もっとも、BはAの親権者である。親権者が子を代理してする法律行為は親権者の広範な裁量にゆだねられている。そこで、特段の事情が存しない限り、代理権の濫用に当たらない。
本件では、Bは、上述のように、売却代金を自己の株式購入の資金とするという、自己の利益のみを図る意図を有しており、同特段の事情が認められ、Bの行為は代理人の権原濫用行為に当たる。よって、Bの同意図につきDが悪意又は有過失の場合には、①の行為は無効であり、乙自動車所有権はAに帰属したままであるので、Aは上記取戻しができる。
2 後段について
①②は前段と同じである。しかし、③①の1か月前に親権の喪失の宣告が確定しており、①は無権代理行為であるのが原則である。

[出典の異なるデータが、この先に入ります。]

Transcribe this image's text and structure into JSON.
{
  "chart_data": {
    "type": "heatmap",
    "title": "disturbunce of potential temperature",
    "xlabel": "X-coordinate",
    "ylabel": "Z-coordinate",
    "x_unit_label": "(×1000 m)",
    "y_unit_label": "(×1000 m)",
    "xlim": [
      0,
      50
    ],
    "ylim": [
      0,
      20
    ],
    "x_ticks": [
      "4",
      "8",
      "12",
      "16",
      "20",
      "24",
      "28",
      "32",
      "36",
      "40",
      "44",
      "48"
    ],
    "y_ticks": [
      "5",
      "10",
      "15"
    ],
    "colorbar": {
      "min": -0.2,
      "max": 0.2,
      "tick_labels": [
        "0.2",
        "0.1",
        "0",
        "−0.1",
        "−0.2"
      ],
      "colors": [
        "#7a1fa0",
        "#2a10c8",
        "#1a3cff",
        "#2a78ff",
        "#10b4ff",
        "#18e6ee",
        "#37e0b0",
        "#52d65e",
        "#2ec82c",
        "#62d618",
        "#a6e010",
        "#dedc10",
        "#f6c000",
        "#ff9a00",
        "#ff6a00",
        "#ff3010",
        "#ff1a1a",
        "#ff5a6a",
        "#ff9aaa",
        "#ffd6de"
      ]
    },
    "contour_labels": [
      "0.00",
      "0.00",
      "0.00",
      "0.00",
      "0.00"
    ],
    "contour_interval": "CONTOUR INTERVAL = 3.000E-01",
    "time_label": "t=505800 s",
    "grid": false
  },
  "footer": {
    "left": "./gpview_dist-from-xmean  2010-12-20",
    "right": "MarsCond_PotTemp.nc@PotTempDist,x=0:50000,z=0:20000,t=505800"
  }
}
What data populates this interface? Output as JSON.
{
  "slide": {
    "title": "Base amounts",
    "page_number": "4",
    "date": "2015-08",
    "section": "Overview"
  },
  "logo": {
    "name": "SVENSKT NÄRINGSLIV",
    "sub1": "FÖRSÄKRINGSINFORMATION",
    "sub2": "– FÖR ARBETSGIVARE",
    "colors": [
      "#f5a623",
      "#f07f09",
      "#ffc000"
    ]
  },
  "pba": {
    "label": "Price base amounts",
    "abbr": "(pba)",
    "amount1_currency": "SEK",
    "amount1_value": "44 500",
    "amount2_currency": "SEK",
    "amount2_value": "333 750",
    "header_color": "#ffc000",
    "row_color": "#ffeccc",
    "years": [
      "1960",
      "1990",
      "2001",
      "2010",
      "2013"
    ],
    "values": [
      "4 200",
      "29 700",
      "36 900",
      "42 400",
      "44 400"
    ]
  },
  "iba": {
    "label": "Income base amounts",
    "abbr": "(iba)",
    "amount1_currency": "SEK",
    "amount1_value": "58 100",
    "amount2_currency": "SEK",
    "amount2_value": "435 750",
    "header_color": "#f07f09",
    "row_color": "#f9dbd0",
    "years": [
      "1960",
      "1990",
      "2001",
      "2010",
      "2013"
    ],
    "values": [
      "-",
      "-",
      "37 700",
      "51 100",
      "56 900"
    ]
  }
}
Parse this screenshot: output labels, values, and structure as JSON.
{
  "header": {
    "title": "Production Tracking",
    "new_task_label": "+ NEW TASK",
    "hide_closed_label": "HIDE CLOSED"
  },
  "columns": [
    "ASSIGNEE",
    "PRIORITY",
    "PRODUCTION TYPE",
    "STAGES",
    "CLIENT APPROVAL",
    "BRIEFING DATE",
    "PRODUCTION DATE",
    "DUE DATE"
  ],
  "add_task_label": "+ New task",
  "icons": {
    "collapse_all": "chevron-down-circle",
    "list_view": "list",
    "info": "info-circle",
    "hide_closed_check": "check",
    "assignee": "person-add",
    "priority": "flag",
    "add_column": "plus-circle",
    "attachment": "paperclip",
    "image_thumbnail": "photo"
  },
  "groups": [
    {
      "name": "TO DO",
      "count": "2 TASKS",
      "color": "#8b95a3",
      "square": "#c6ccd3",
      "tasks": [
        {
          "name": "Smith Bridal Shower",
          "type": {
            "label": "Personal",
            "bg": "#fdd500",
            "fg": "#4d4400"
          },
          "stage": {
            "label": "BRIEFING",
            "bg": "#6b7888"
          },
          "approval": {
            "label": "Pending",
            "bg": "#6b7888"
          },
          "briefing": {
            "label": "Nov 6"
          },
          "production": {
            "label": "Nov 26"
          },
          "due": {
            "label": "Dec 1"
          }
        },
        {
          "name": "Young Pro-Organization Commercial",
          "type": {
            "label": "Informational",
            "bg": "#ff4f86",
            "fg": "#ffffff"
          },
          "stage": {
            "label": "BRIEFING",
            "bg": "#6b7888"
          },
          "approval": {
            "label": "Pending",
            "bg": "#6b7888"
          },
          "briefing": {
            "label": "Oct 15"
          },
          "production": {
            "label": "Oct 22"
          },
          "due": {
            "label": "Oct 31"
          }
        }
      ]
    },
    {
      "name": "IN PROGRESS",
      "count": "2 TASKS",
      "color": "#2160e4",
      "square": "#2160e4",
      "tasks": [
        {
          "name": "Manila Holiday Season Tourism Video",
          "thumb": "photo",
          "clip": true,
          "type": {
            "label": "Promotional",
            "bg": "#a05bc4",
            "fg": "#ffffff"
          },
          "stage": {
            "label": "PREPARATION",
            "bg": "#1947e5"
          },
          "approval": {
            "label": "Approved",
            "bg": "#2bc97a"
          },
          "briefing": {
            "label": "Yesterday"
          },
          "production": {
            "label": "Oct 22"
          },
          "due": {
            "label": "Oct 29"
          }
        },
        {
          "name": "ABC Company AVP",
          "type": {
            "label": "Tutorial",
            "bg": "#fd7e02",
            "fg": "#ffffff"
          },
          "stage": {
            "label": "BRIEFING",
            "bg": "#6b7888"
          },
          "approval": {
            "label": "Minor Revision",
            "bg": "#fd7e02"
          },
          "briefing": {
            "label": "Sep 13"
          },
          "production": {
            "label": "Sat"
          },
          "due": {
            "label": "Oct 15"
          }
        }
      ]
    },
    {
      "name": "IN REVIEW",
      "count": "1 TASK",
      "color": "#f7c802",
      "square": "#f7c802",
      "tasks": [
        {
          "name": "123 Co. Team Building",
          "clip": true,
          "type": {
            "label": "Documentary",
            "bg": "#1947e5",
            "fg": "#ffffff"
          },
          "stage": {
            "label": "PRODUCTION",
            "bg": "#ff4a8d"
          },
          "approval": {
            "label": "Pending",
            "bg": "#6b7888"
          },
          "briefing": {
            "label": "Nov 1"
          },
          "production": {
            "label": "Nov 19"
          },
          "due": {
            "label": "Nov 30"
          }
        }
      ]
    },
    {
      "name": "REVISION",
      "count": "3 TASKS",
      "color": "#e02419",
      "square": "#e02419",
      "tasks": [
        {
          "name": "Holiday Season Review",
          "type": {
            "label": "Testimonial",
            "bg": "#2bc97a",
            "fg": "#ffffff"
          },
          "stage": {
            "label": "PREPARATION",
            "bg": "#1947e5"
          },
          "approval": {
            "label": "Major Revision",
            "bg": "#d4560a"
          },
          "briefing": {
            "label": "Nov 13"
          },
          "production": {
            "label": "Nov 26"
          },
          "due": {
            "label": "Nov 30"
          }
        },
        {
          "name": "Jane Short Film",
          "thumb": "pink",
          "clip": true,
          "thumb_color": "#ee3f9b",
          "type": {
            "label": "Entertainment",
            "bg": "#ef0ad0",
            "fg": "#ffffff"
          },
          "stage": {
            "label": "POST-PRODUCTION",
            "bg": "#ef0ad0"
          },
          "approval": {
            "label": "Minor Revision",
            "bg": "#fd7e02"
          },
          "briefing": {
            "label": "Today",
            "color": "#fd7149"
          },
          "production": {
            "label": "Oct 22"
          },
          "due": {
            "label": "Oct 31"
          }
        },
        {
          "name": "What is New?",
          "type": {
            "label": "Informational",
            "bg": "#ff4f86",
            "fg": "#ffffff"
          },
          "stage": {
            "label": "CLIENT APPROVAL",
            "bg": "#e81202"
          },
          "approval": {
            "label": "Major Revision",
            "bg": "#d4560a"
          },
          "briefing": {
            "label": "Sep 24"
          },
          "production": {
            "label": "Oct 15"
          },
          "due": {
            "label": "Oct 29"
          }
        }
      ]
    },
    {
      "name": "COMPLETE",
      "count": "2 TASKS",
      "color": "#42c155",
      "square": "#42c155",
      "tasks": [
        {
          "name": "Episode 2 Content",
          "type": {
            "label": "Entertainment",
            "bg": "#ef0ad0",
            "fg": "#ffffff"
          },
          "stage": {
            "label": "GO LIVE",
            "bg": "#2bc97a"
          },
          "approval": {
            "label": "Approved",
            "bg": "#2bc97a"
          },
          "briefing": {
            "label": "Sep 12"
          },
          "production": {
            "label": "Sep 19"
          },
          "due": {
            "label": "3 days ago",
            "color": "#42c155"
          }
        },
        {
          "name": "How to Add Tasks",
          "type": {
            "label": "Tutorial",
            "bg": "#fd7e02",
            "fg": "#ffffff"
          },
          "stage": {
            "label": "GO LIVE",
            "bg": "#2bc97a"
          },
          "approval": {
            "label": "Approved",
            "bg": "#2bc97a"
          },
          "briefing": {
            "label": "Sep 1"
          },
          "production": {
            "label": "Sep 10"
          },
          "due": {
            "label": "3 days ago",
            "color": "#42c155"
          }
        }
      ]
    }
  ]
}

また、112条は親権者による代理のような法定代理には適用されないと考える。なぜなら、未成年者本人に帰責性がない以上、相手方の取引安全よりも本人の静的安全を重視すべきだからである。
よって、乙自動車所有権はAに帰属したままであるから、Aは上記取戻しをすることができる。
(1848字)
※第1.1:本問のように、過去に代理権があったことを相手方が知らなかった場合は、112条の適用を認めないとする見解もある(「佐久間1P.283補論」)。
※第1.2:①112条は111条の次に規定されており、112条は一度存在した代理権が事後的に消滅した場合を予定している。よって、112条は、代理権が遡及的に消滅する場合には適用されない(「読み解く民法」P.70)。②AのBに対する詐欺が第三者の詐欺に当たることにつき「事例で学ぶ」P.55.2第2・第3段落に説明ある。
※第2.2:判例は法定代理への112条の適用を肯定する。